Do You Know Your Place?

Every retailer’s performance is determined by context. The category (market) context. The customer context. The competitor context. The company context.

How long has it been since you’ve thought through the context in which you compete? Have you ever thought it through in detail?

When you don’t know your place you have little visibility of the performance your business can achieve and sustain. Examining your context doesn’t need to be rocket science, just rigorous. Start with the category. How is it performing right now; what is driving it; what formats compete in it and what are the trends affecting it.

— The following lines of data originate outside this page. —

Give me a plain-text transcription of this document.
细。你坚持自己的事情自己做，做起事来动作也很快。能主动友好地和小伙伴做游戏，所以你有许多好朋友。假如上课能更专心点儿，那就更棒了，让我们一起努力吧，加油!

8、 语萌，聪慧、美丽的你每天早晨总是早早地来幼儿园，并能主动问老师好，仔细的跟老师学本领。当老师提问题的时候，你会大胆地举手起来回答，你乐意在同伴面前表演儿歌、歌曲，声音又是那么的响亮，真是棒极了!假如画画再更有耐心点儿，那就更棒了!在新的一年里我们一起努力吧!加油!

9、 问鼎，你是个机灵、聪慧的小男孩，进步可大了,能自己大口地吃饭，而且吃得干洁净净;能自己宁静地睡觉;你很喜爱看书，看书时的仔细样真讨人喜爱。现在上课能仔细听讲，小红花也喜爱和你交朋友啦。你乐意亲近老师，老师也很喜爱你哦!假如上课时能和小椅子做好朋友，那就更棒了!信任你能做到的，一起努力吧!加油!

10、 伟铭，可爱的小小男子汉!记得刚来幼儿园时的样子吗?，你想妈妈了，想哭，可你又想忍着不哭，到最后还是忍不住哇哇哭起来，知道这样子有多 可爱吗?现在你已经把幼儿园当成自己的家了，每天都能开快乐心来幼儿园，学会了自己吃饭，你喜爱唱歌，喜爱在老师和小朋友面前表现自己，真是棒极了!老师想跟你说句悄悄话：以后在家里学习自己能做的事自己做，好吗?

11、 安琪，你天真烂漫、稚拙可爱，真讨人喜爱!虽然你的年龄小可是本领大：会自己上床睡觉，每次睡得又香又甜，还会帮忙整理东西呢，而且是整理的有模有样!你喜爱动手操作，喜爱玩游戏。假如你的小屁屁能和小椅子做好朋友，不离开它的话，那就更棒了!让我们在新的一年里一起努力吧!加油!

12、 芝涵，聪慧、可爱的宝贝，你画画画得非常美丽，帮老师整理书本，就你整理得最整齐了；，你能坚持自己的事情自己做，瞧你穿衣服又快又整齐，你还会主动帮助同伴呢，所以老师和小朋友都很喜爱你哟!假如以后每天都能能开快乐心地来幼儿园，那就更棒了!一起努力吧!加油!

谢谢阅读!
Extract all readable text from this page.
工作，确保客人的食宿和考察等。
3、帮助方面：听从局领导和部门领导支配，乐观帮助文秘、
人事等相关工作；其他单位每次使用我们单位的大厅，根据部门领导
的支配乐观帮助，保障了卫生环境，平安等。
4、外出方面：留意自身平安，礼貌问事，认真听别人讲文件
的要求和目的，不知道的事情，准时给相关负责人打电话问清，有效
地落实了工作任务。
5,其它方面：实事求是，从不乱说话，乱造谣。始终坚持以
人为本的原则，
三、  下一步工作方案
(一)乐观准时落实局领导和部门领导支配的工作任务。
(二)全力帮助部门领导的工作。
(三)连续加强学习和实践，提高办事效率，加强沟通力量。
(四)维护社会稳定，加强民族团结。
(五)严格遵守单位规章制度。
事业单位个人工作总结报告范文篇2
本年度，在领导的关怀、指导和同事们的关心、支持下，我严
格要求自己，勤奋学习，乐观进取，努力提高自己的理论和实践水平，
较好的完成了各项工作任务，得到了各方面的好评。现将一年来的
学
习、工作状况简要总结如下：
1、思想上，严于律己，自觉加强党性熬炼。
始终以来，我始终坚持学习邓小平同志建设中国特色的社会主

The customers – how does the customer base segment, what are their needs and wants and what is their current behaviour. Try developing a simple segmentation by singling out two attributes like price sensitivity and category engagement. Make these two attributes the axis’ of a four quadrant chart onto which you place some simple segments and flesh out how they are shopping; who they are shopping; what they are shopping; and what is driving them.

The competitors – who are they; what business model are they running; what are their strengths and weaknesses; how are they performing; who shops them; and why do they shop them.

The company (your business) – what is your model; how does your business flow (end to end); what are your strengths and weaknesses; who shops you and why; what are your resources; how are you performing; where might your biggest challenges and threats come from; and where are your greatest opportunities.

Now you have a context to think through your plans.

One of the most important elements to this is to really understand your strengths within this context. As any great coach will tell you, always play to your strengths. Think through – in terms of the context you’ve established – how you might exploit your business strengths for commercial gain.

This will be the key to your success. Finding the thing that makes you better and different to your competitors within the context that you compete.

I call it knowing your place. And when you unlock it and exploit it there is a big, bountiful world of opportunity out there for you.